Common CSV errors include:

  • Some rows are missing values for a geometry column. All rows in a CSV file must contain non-empty values for the geometry columns. The geometry columns include:
    • latitude, longitude
    • lat, long
    • x, y
    • wkt
    • address, city, state, zip
    • address
    • A single column containing all address information, such as 1600 Amphitheatre Parkway Mountain View, CA 94043
  • If x and y are your geometry columns, ensure that the units are longitude and latitude. Some public datasets use different coordinate systems under the headers x and y. If the wrong units are used, the dataset might import successfully, but the rendered data can show the dataset points in unexpected locations.

Create a dataset

To create a dataset:

  1. In the Google Cloud Console, go to the Datasets page.
  2. Click Create Dataset.
  3. Enter the dataset name. The name must be unique among all datasets.
  4. Optionally enter a dataset Description.
  5. Click Continue. The Import data page appears.
  6. Select the Upload source of the data used to populate the dataset as Desktop, meaning a local file on your system, or Google Cloud Storage bucket.
    • For Desktop, click Browse and then select the file from the file chooser.
    • For Google Cloud Storage bucket, click Browse and select the bucket and file containing the data.
  7. Select the File format.
  8. Click Continue to review your settings.
  9. Click Create. The Datasets page appears showing your new dataset. The status should be Processing.
  10. Wait until your dataset has a status of Completed.

View or modify a dataset

After you create a dataset successfully, its status appears as Completed. You can then examine the details of the dataset.
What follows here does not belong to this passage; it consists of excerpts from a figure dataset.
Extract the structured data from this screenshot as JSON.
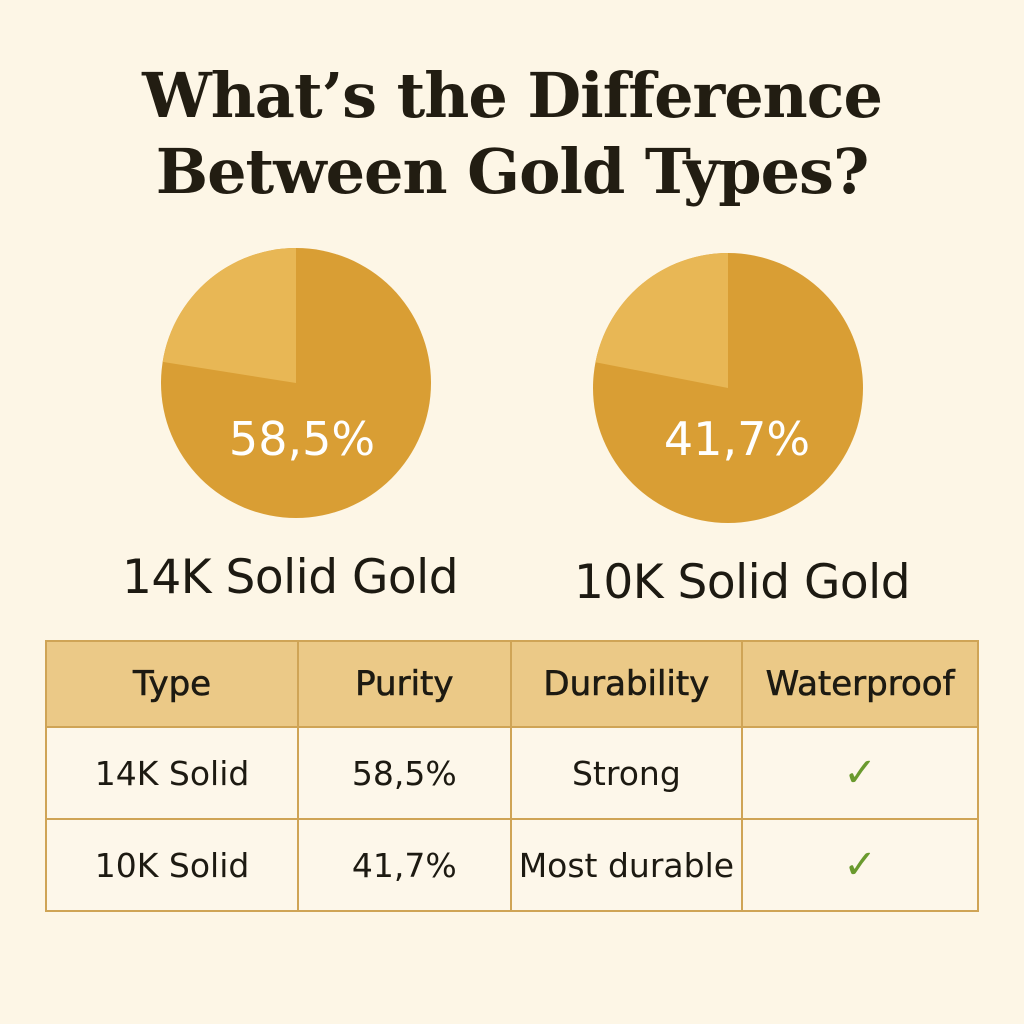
{
  "title_line1": "What’s the Difference",
  "title_line2": "Between Gold Types?",
  "colors": {
    "background": "#fdf6e6",
    "gold_dark": "#d99e34",
    "gold_light": "#e8b755",
    "header": "#ebc987",
    "check": "#6a9a2e"
  },
  "chart_data": [
    {
      "type": "pie",
      "label": "14K Solid Gold",
      "value_label": "58,5%",
      "values": [
        58.5
      ]
    },
    {
      "type": "pie",
      "label": "10K Solid Gold",
      "value_label": "41,7%",
      "values": [
        41.7
      ]
    }
  ],
  "table": {
    "headers": [
      "Type",
      "Purity",
      "Durability",
      "Waterproof"
    ],
    "rows": [
      {
        "type": "14K Solid",
        "purity": "58,5%",
        "durability": "Strong",
        "waterproof": "check-icon"
      },
      {
        "type": "10K Solid",
        "purity": "41,7%",
        "durability": "Most durable",
        "waterproof": "check-icon"
      }
    ]
  }
}
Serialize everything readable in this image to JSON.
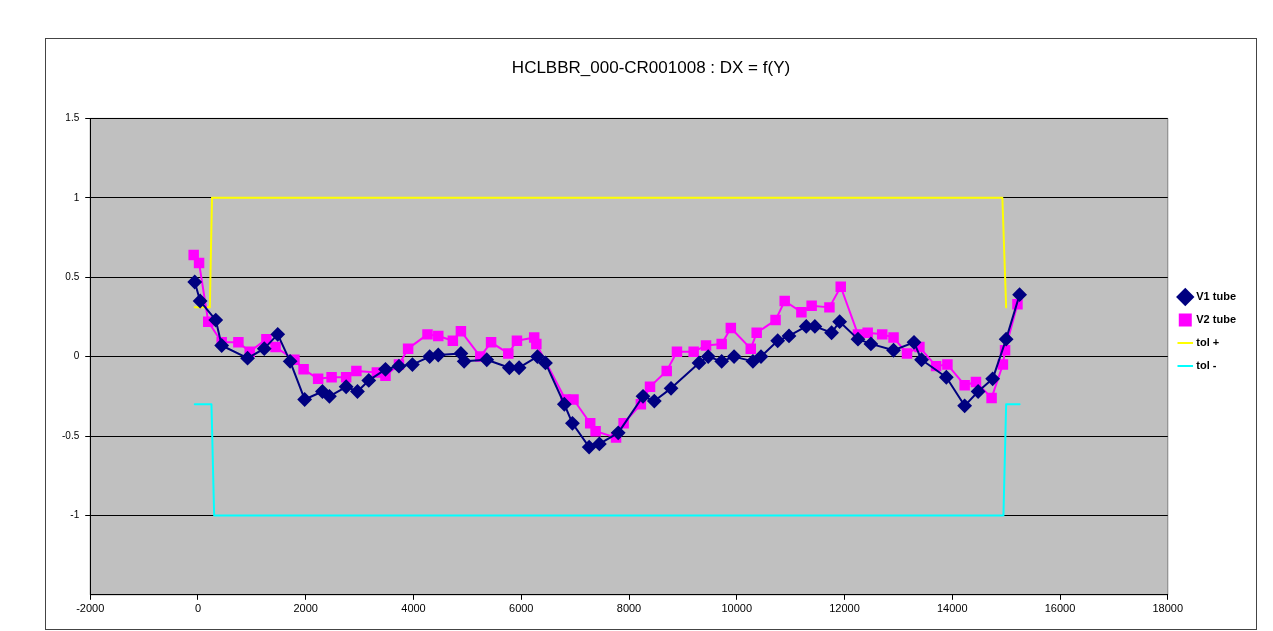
{
  "chart_data": {
    "type": "line",
    "title": "HCLBBR_000-CR001008 : DX = f(Y)",
    "xlim": [
      -2000,
      18000
    ],
    "xticks": [
      -2000,
      0,
      2000,
      4000,
      6000,
      8000,
      10000,
      12000,
      14000,
      16000,
      18000
    ],
    "ylim": [
      -1.5,
      1.5
    ],
    "yticks": [
      1.5,
      1,
      0.5,
      0,
      -0.5,
      -1
    ],
    "grid": "y",
    "legend": "right",
    "line_style": "solid",
    "series": [
      {
        "name": "V1 tube",
        "color": "#000080",
        "marker": "diamond",
        "x": [
          -60,
          40,
          330,
          440,
          920,
          1230,
          1480,
          1710,
          1980,
          2310,
          2440,
          2750,
          2960,
          3170,
          3480,
          3730,
          3980,
          4300,
          4460,
          4880,
          4940,
          5360,
          5780,
          5960,
          6300,
          6450,
          6800,
          6950,
          7260,
          7450,
          7800,
          8260,
          8470,
          8780,
          9300,
          9470,
          9720,
          9950,
          10300,
          10450,
          10760,
          10970,
          11290,
          11450,
          11760,
          11910,
          12250,
          12490,
          12910,
          13290,
          13430,
          13890,
          14230,
          14480,
          14750,
          15000,
          15250
        ],
        "values": [
          0.47,
          0.35,
          0.23,
          0.07,
          -0.01,
          0.05,
          0.14,
          -0.03,
          -0.27,
          -0.22,
          -0.25,
          -0.19,
          -0.22,
          -0.15,
          -0.08,
          -0.06,
          -0.05,
          0.0,
          0.01,
          0.02,
          -0.03,
          -0.02,
          -0.07,
          -0.07,
          0.0,
          -0.04,
          -0.3,
          -0.42,
          -0.57,
          -0.55,
          -0.48,
          -0.25,
          -0.28,
          -0.2,
          -0.04,
          0.0,
          -0.03,
          0.0,
          -0.03,
          0.0,
          0.1,
          0.13,
          0.19,
          0.19,
          0.15,
          0.22,
          0.11,
          0.08,
          0.04,
          0.09,
          -0.02,
          -0.13,
          -0.31,
          -0.22,
          -0.14,
          0.11,
          0.39
        ]
      },
      {
        "name": "V2 tube",
        "color": "#ff00ff",
        "marker": "square",
        "x": [
          -80,
          20,
          190,
          440,
          750,
          960,
          1270,
          1440,
          1790,
          1960,
          2230,
          2480,
          2750,
          2940,
          3320,
          3480,
          3730,
          3900,
          4260,
          4460,
          4730,
          4880,
          5240,
          5440,
          5760,
          5920,
          6240,
          6280,
          6820,
          6970,
          7280,
          7380,
          7760,
          7900,
          8220,
          8390,
          8700,
          8890,
          9200,
          9430,
          9720,
          9890,
          10260,
          10370,
          10720,
          10890,
          11200,
          11390,
          11720,
          11930,
          12250,
          12430,
          12700,
          12910,
          13160,
          13390,
          13700,
          13910,
          14230,
          14440,
          14730,
          14940,
          14980,
          15210
        ],
        "values": [
          0.64,
          0.59,
          0.22,
          0.09,
          0.09,
          0.03,
          0.11,
          0.06,
          -0.02,
          -0.08,
          -0.14,
          -0.13,
          -0.13,
          -0.09,
          -0.1,
          -0.12,
          -0.05,
          0.05,
          0.14,
          0.13,
          0.1,
          0.16,
          0.0,
          0.09,
          0.02,
          0.1,
          0.12,
          0.08,
          -0.27,
          -0.27,
          -0.42,
          -0.47,
          -0.51,
          -0.42,
          -0.3,
          -0.19,
          -0.09,
          0.03,
          0.03,
          0.07,
          0.08,
          0.18,
          0.05,
          0.15,
          0.23,
          0.35,
          0.28,
          0.32,
          0.31,
          0.44,
          0.14,
          0.15,
          0.14,
          0.12,
          0.02,
          0.06,
          -0.06,
          -0.05,
          -0.18,
          -0.16,
          -0.26,
          -0.05,
          0.04,
          0.33
        ]
      },
      {
        "name": "tol +",
        "color": "#ffff00",
        "marker": "none",
        "x": [
          -60,
          220,
          260,
          14930,
          15000
        ],
        "values": [
          0.31,
          0.31,
          1,
          1,
          0.31
        ]
      },
      {
        "name": "tol -",
        "color": "#00ffff",
        "marker": "none",
        "x": [
          -60,
          250,
          300,
          14950,
          15000,
          15250
        ],
        "values": [
          -0.3,
          -0.3,
          -1,
          -1,
          -0.3,
          -0.3
        ]
      }
    ]
  }
}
To view or modify the dataset:

  1. In the Google Cloud Console, go to the Datasets page.
  2. Click the name of the dataset. The Dataset details page appears.
    1. Click the Details tab to see information about the dataset. On this tab you can also edit the dataset name and description.
    2. Click the Preview tab to see your dataset on a map.
    3. Click the Table Data tab to see all attributes of the dataset. These are the attributes that you can use to style the dataset on the map.
    4. Click the Download button to download the data to a local file.
    5. Click the Delete button to delete the dataset.
    6. Click the Import Data File button to upload new data to the dataset.

      Uploading new data to the dataset creates a new version of the dataset. If the new data uploads successfully:

      • The status of the new version of the dataset is set to COMPLETED.
      • The new version becomes the "active" version and is the version used by your app.

      If there is an error in the upload:

      • The status of the new dataset version is set to a status other than COMPLETED. For example, if there is a previous "active" version, the status of the dataset is set to REVERTED.
      • The previously "active" dataset version stays as the "active" version and is the version used by your app.